Whitespace-important parsing with Parse::RecDescent (eg. HAML, Python)

180 Views Asked by At

I'm trying to parse HAML (haml.info) with Parse::RecDescent. If you don't know haml, the problem in question is the same as parsing Python - blocks of syntax are grouped by the indentation level.

Starting with a very simple subset, I've tried a few approaches but I think I don't quite understand either the greediness or recursive order of P::RD. Given the haml:

%p
  %span foo

The simplest grammar I have that I think should work is (with bits unnecessary for the above snippet):

<autotree>

startrule           : <skip:''> block(s?)
non_space           : /[^ ]/
space               : ' '
indent              : space(s?)
indented_line       : indent line
indented_lines      : indented_line(s) <reject: do { Perl6::Junction::any(map { $_->level } @{$item[1]}) != $item[1][0]->level }>
block               : indented_line block <reject: do { $item[2]->level <= $item[1]->level }>
                    | indented_lines
line                : single_line | multiple_lines
single_line         : line_head space line_body newline | line_head space(s?) newline | plain_text newline

# ALL subsequent lines ending in | are consumed
multiple_lines      : line_head space line_body continuation_marker newline continuation_line(s)
continuation_marker : space(s) '|' space(s?)
continuation_line   : space(s?) line_body continuation_marker

newline      : "\n"
line_head    : haml_comment | html_element
haml_comment : '-#'
html_element : '%' tag

# TODO: xhtml tags technically allow unicode
tag_start_char : /[:_a-z]/i
tag_char       : /[-:_a-z.0-9]/i
tag            : tag_start_char tag_char(s?)

line_body    : /.*/
plain_text   : backslash ('%' | '!' | '.' | '#' | '-' | '/' | '=' | '&' | ':' | '~') /.*/ | /.*/
backslash    : '\\'

The problem is in the block definition.

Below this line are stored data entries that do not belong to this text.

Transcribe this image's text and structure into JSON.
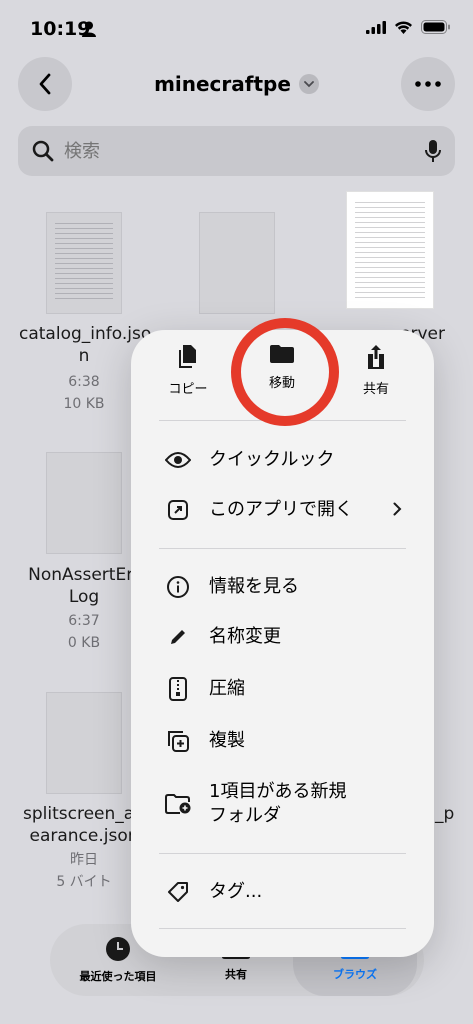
{
  "status_bar": {
    "time": "10:19"
  },
  "header": {
    "title": "minecraftpe"
  },
  "search": {
    "placeholder": "検索"
  },
  "files": [
    {
      "name_line1": "catalog_info.jso",
      "name_line2": "n",
      "time": "6:38",
      "size": "10 KB"
    },
    {
      "name_line1": "NonAssertErr",
      "name_line2": "Log",
      "time": "6:37",
      "size": "0 KB"
    },
    {
      "name_line1": "splitscreen_ap",
      "name_line2": "earance.json",
      "time": "昨日",
      "size": "5 バイト"
    }
  ],
  "partial_texts": {
    "right_col_top": "erver",
    "right_col_bottom": "_p"
  },
  "menu": {
    "actions": [
      {
        "label": "コピー",
        "icon": "copy-icon"
      },
      {
        "label": "移動",
        "icon": "folder-icon"
      },
      {
        "label": "共有",
        "icon": "share-icon"
      }
    ],
    "items": [
      {
        "label": "クイックルック",
        "icon": "eye-icon"
      },
      {
        "label": "このアプリで開く",
        "icon": "open-external-icon",
        "has_submenu": true
      },
      {
        "label": "情報を見る",
        "icon": "info-icon"
      },
      {
        "label": "名称変更",
        "icon": "pencil-icon"
      },
      {
        "label": "圧縮",
        "icon": "zip-icon"
      },
      {
        "label": "複製",
        "icon": "duplicate-icon"
      },
      {
        "label_line1": "1項目がある新規",
        "label_line2": "フォルダ",
        "icon": "new-folder-icon"
      },
      {
        "label": "タグ...",
        "icon": "tag-icon"
      }
    ]
  },
  "tabbar": {
    "tabs": [
      {
        "label": "最近使った項目",
        "icon": "clock-icon"
      },
      {
        "label": "共有",
        "icon": "shared-folder-icon"
      },
      {
        "label": "ブラウズ",
        "icon": "folder-icon",
        "active": true
      }
    ]
  },
  "colors": {
    "accent": "#0a7aff",
    "highlight": "#e53a2a"
  }
}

As above, it does not capture any of the text, though it does capture the following correctly:

-# haml comment
%p a paragraph

If I remove the second reject line from the above (the one on the first block rule) then it does capture everything, but of course incorrectly grouped since the first block will slurp all lines, irrespective of indentation.

I've also tried using lookahead actions to inspect $text and a few other approaches with no luck.

Can anyone (a) explain why the above doesn't work and/or (b) if there's an approach without using perl actions/rejects? I tried grabbing the number of spaces in the indent, and then using that in an interpolated lookahead condition for the number of spaces in the next line, but I could never quite get the interpolation syntax right (since it requires an arrow operator).

1

There are 1 best solutions below

0
On

Far better off doing some of the work outside of PRD.

my @stack = [ -1, [{}] ];
while (<>) {
   chomp;
   s/^( *)//;
   my $indent = length($1);

   if ($indent < $stack[-1][0]) {
      pop @stack while $indent < $stack[-1][0];
      die "Indent mismatch\n" if $indent != $stack[-1][0];
   }
   elsif ($indent > $stack[-1][0]) {
      my $children = $stack[-1][1][-1]{children} = [];
      push @stack, [ $indent, $children ];
   }

   push @{ $stack[-1][1] }, $parser->parse_line($_);
}

die "Empty document\n" if !$stack[0][1][0]{children};
die "Multiple roots\n" if @{ $stack[0][1][0]{children} } > 1;

my $root = $stack[0][1][0]{children}[0];

$parser->parse_line($_) is expected to return a hash ref.